Chove lá fora.
Dentro de casa o menino vê as gotas colarem-se aos vidros da janela do seu quarto.
Lentamente as gotículas juntam-se uma a uma, amontoam-se e depois escorrem pela janela abaixo numa alegre correria.
De repente tudo muda, a chuva e o quarto não existem mais. Tudo o que existe é a janela, as gotas de água que se formam na janela e ele.
E ele não é mais um menino, é um jockey de gotas de água numa corrida interminável.
Ele observa-as em formação, identifica o momento propício em que elas vão começar a correr e escolhe uma, tentando apostar na mais rápida.
Mas o importante não é ganhar.
É aquela alegria que ele sente a escorrer pelo vidro abaixo, montado nas gotaa, uma após a outra.

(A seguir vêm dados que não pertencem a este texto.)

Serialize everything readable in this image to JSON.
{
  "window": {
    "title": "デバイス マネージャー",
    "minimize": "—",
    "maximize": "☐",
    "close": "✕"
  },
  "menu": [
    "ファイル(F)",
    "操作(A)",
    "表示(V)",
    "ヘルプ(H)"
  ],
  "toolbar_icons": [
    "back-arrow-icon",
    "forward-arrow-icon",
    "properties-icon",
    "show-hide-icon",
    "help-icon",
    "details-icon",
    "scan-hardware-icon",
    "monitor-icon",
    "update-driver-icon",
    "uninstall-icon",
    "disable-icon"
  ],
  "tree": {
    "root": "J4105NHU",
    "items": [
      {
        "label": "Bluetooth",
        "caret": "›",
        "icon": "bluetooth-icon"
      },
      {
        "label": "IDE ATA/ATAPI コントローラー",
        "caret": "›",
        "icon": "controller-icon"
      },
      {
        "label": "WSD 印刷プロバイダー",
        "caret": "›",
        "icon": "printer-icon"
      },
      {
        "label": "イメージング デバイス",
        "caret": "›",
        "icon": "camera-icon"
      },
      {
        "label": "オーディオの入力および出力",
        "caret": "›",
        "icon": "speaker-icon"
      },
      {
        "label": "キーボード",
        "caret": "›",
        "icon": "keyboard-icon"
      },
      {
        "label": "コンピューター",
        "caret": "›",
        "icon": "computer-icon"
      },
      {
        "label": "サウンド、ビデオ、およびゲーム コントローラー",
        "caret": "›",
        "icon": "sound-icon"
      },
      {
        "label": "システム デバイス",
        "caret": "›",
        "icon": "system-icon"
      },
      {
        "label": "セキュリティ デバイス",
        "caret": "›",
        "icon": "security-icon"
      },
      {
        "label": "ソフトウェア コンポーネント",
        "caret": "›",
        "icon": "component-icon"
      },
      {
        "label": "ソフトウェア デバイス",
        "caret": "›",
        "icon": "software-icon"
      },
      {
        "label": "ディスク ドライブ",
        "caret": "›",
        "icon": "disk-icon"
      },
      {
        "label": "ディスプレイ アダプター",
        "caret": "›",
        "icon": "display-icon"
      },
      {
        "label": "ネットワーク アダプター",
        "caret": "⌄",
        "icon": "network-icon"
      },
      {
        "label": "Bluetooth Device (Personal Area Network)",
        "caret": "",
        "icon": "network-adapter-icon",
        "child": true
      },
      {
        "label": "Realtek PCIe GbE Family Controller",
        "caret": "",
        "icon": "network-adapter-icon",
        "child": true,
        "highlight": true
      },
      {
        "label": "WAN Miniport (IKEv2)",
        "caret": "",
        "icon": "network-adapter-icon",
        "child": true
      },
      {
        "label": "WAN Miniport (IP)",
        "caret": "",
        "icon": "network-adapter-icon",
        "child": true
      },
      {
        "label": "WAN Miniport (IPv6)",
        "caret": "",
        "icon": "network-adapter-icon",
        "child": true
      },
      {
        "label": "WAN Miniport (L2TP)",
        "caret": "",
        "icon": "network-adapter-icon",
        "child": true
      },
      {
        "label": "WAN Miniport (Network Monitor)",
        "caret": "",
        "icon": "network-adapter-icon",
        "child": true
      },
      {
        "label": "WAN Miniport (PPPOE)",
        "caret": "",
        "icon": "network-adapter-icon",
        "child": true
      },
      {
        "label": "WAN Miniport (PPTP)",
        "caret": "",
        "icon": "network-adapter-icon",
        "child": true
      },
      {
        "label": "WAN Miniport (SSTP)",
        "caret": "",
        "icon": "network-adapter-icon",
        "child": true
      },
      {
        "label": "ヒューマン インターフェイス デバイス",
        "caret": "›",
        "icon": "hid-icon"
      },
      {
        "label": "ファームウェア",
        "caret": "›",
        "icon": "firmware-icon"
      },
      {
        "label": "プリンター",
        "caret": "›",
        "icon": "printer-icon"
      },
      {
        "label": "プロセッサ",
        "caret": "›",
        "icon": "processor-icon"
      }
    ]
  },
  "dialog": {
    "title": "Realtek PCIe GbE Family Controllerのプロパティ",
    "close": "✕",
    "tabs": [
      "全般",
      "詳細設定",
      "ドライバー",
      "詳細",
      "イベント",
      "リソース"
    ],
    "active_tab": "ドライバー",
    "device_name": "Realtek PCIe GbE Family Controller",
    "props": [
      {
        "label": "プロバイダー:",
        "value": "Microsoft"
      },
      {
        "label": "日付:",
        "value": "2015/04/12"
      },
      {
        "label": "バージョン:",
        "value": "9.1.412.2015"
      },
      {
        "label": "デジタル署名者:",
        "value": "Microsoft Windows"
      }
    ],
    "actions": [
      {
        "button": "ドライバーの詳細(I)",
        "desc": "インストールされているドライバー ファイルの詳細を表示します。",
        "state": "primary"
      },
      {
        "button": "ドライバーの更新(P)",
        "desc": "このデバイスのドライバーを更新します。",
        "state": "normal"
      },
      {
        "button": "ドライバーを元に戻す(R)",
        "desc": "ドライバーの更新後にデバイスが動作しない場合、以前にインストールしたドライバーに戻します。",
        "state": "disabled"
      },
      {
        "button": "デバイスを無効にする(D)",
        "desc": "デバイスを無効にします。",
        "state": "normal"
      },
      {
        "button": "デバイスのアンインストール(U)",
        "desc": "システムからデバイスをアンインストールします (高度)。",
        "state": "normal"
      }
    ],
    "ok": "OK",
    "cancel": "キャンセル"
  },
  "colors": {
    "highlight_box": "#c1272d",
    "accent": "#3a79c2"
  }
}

Cada corrida demora apenas uns segundos, mas são os segundos mais excitantes que ele já viveu até ao momento.
E esses segundos, todos juntos, são minutos.
E esses minutos, todos somados, dão horas.
E a cada corrida que acaba ele tem apenas uma fracção de segundo para escolher outra gota.
E nessa fracção de segundo ele é dono e senhor do seu nariz.
Não tem ninguém para lhe dizer qual a gota que pode ou não escolher.
Ele é o rei das gotas de água.
Então, de repente, ouve uma voz:
Filho, não vens almoçar? Estou-te a chamar há uma eternidade...
É a voz da mamã.
E com ela vem o quarto e a chuva e os brinquedos e as suas roupas normais.
(bolas, podia ter ficado com o capacete e as botas de jockey)
Consternado ele obedece.
Estava a brincar, mamã... não te ouvi.
Mas ela não entende como é que ele pode estar a brincar, se estava parado a olhar para uma janela molhada pela chuva.
Quando acaba de almoçar, a chuva já parou.
Ele vai até à janela do seu quarto, mas o Sol já secou todas as gotas.
Abre a janela e o único vestígio da chuva é o agradável cheiro a fresco que sente.
Resignado, vai até ao jardim e senta-se na relva molhada, com os braços cruzados em cima dos joelhos.
É capaz de demorar um pouco até voltar a chover.
http://oinconformado.blogspot.com
2 comentários:
Gosto deste menino.
E este é daqueles pedacinhos de escrita que nos enriquecem e nos confortam por dentro, de forma simples e talvez incompreensível, mas intensa - exactamente como o prazer de montar gotas de chuva que se lançam vidro abaixo à nossa frente!
Obrigado.
Já vem aí outro menino a caminho :).